Hawk Nelson recorded this amazing song: Words

It says this:

Words can build you up
Words can break you down
Start a fire in your heart or
Put it out

Wow.  It's SO TRUE

When I was in High school I wore a size 4, sometimes 6.  I think I may have mentioned my glory days before?  
One Wednesday night after church I went with my sister to a get together at a friend's house.  While there a friend of mine took a picture of me from the waist down as I was sitting in a chair.  In no uncertain terms he said to me that my legs were fat, they were disgusting everyone at the party and I should uncross my legs to remedy the problem.  I was a dancer, I had very muscular legs...so no, they did not look like chicken legs.  My mom had passed away a year earlier and the fact of the matter is, if I didn't cook dinner after school, then dinner was likely to be from a drive through...my dad just didn't have time to do it all.  Yes, I had cellulite and yes, I can still see that picture in my mind when I close my eyes; I can still hear those words ringing in my ears.  I cried the whole way home that night; I cried myself to sleep and sometimes, when I look in the mirror and see my legs I still cry. 

Those words hurt.  THEY STILL DO.

My sister tells me I need to forgive him, but I have.  I have forgiven him many, many times.  I just can't FORGET.  It still hurts so bad.  I can count on one hand the amount of times I have worn, in public, a pair of shorts that don't cover my knees.  I am scared to death.  Someone finally confirmed what I always knew...my legs are my trouble zone.  I don't need that to be confirmed ever again.  

In my quest to learn to love myself, I feel I need to remind others that your words matter.  THEY MATTER!  So be careful.  BE CAREFUL!  

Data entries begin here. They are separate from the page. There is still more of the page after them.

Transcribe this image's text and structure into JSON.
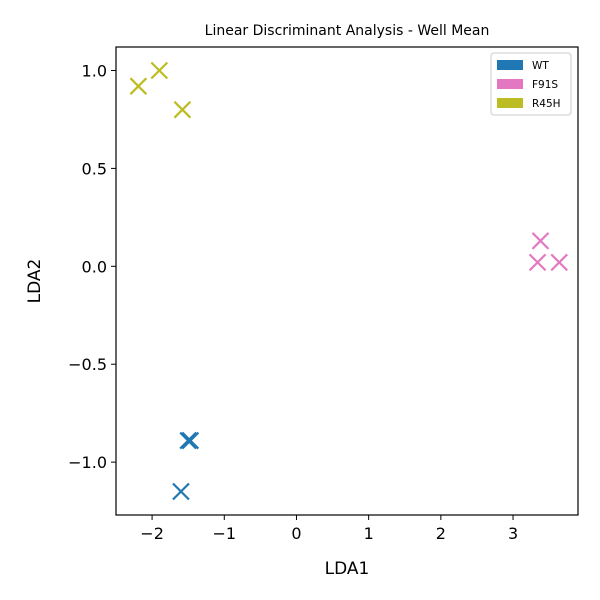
{
  "chart_data": {
    "type": "scatter",
    "title": "Linear Discriminant Analysis - Well Mean",
    "xlabel": "LDA1",
    "ylabel": "LDA2",
    "xlim": [
      -2.5,
      3.9
    ],
    "ylim": [
      -1.27,
      1.12
    ],
    "x_ticks": [
      -2,
      -1,
      0,
      1,
      2,
      3
    ],
    "y_ticks": [
      -1.0,
      -0.5,
      0.0,
      0.5,
      1.0
    ],
    "x_tick_labels": [
      "−2",
      "−1",
      "0",
      "1",
      "2",
      "3"
    ],
    "y_tick_labels": [
      "−1.0",
      "−0.5",
      "0.0",
      "0.5",
      "1.0"
    ],
    "marker": "x",
    "grid": false,
    "legend_position": "top-right",
    "series": [
      {
        "name": "WT",
        "color": "#1f77b4",
        "points": [
          {
            "x": -1.5,
            "y": -0.89
          },
          {
            "x": -1.47,
            "y": -0.89
          },
          {
            "x": -1.6,
            "y": -1.15
          }
        ]
      },
      {
        "name": "F91S",
        "color": "#e377c2",
        "points": [
          {
            "x": 3.38,
            "y": 0.13
          },
          {
            "x": 3.34,
            "y": 0.02
          },
          {
            "x": 3.64,
            "y": 0.02
          }
        ]
      },
      {
        "name": "R45H",
        "color": "#bcbd22",
        "points": [
          {
            "x": -2.19,
            "y": 0.92
          },
          {
            "x": -1.9,
            "y": 1.0
          },
          {
            "x": -1.58,
            "y": 0.8
          }
        ]
      }
    ]
  }
}
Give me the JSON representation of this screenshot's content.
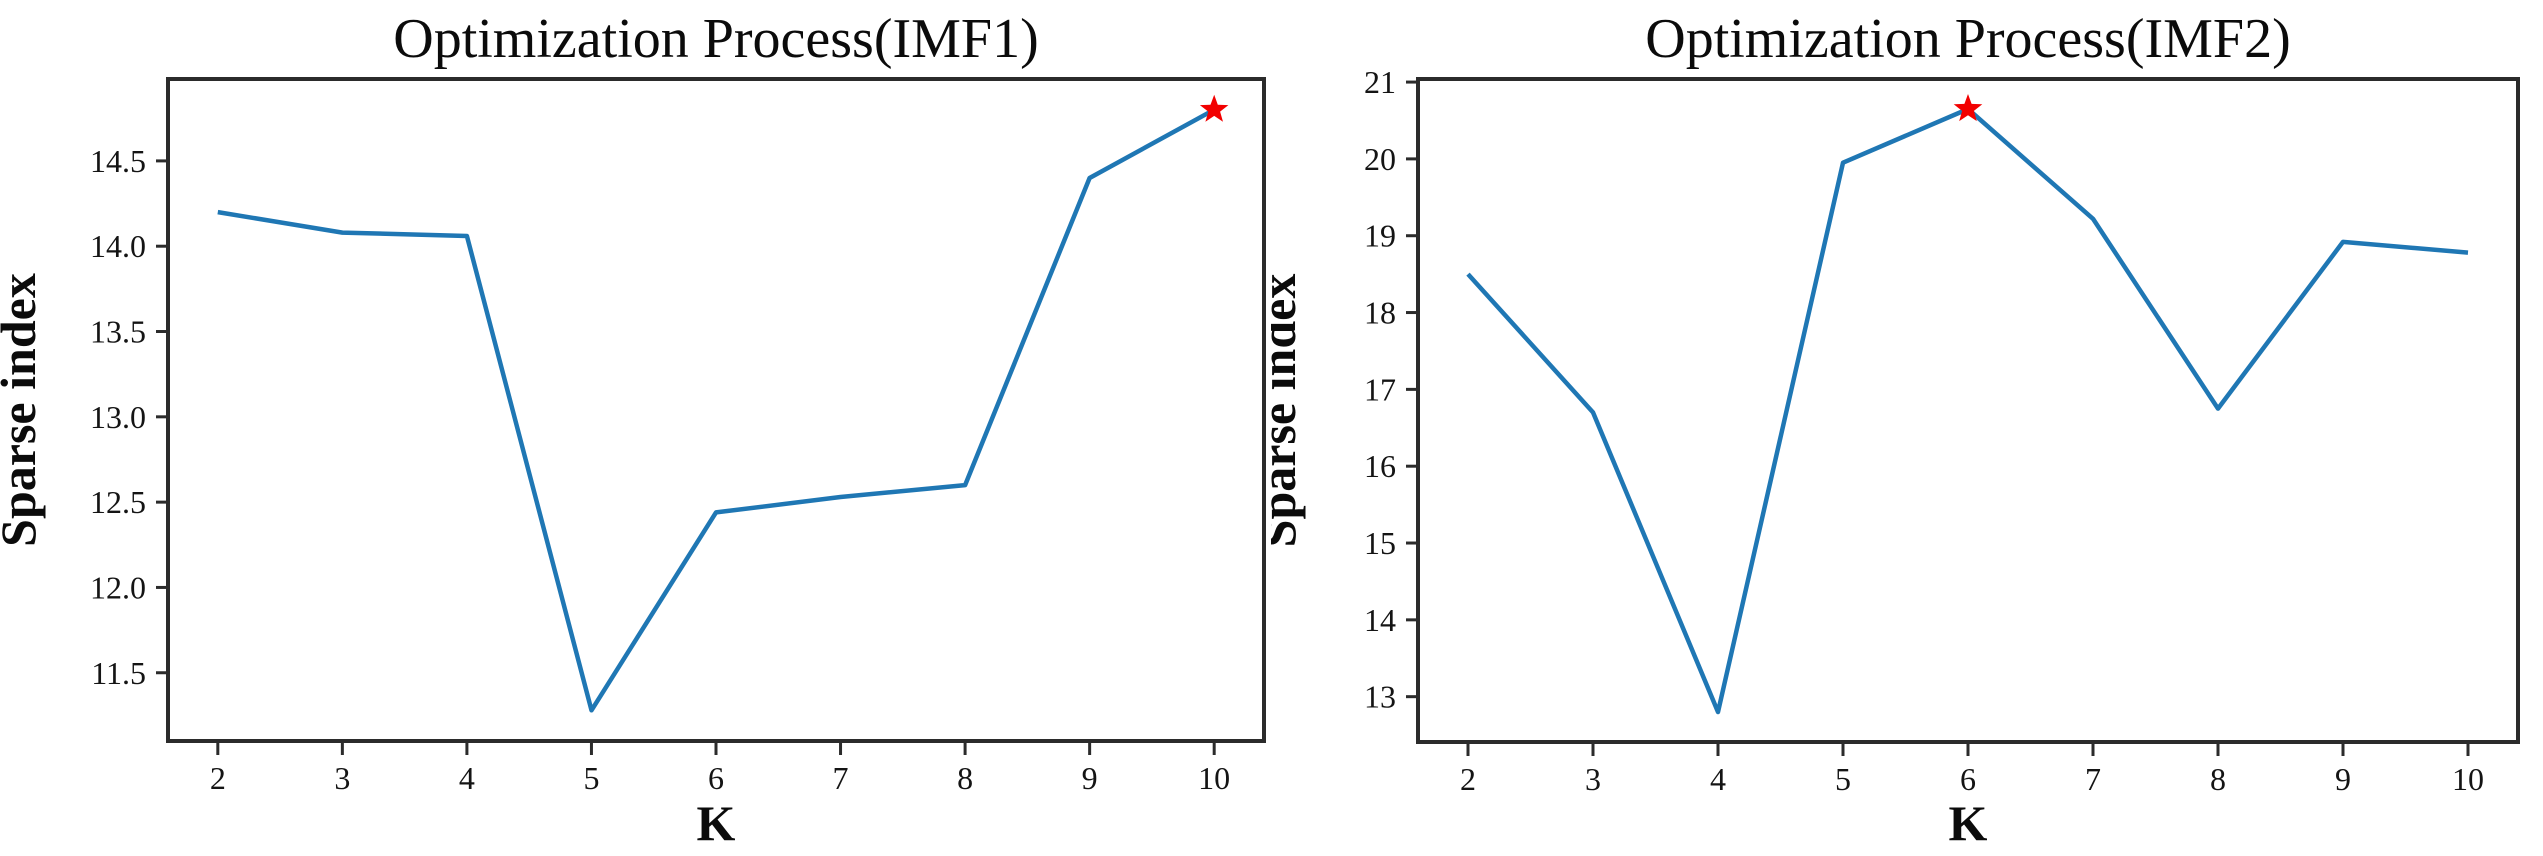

I hope someday these words don't haunt me anymore.  But until then, when his words start to echo in my mind, when I begin to feel worthless because of the words of an immature teenager spoken 17 years ago, I will meditate on what God's Word says about me. 
          

You can heal the heartache
Speak over the fear
God, you voice is the only thing
We need to hear
                                    -- Hawk Nelson

Today, Hawk Nelson's song is my prayer:

Let my words be life
Let my words be truth
I don't wanna say a word
Unless it points the world back to You.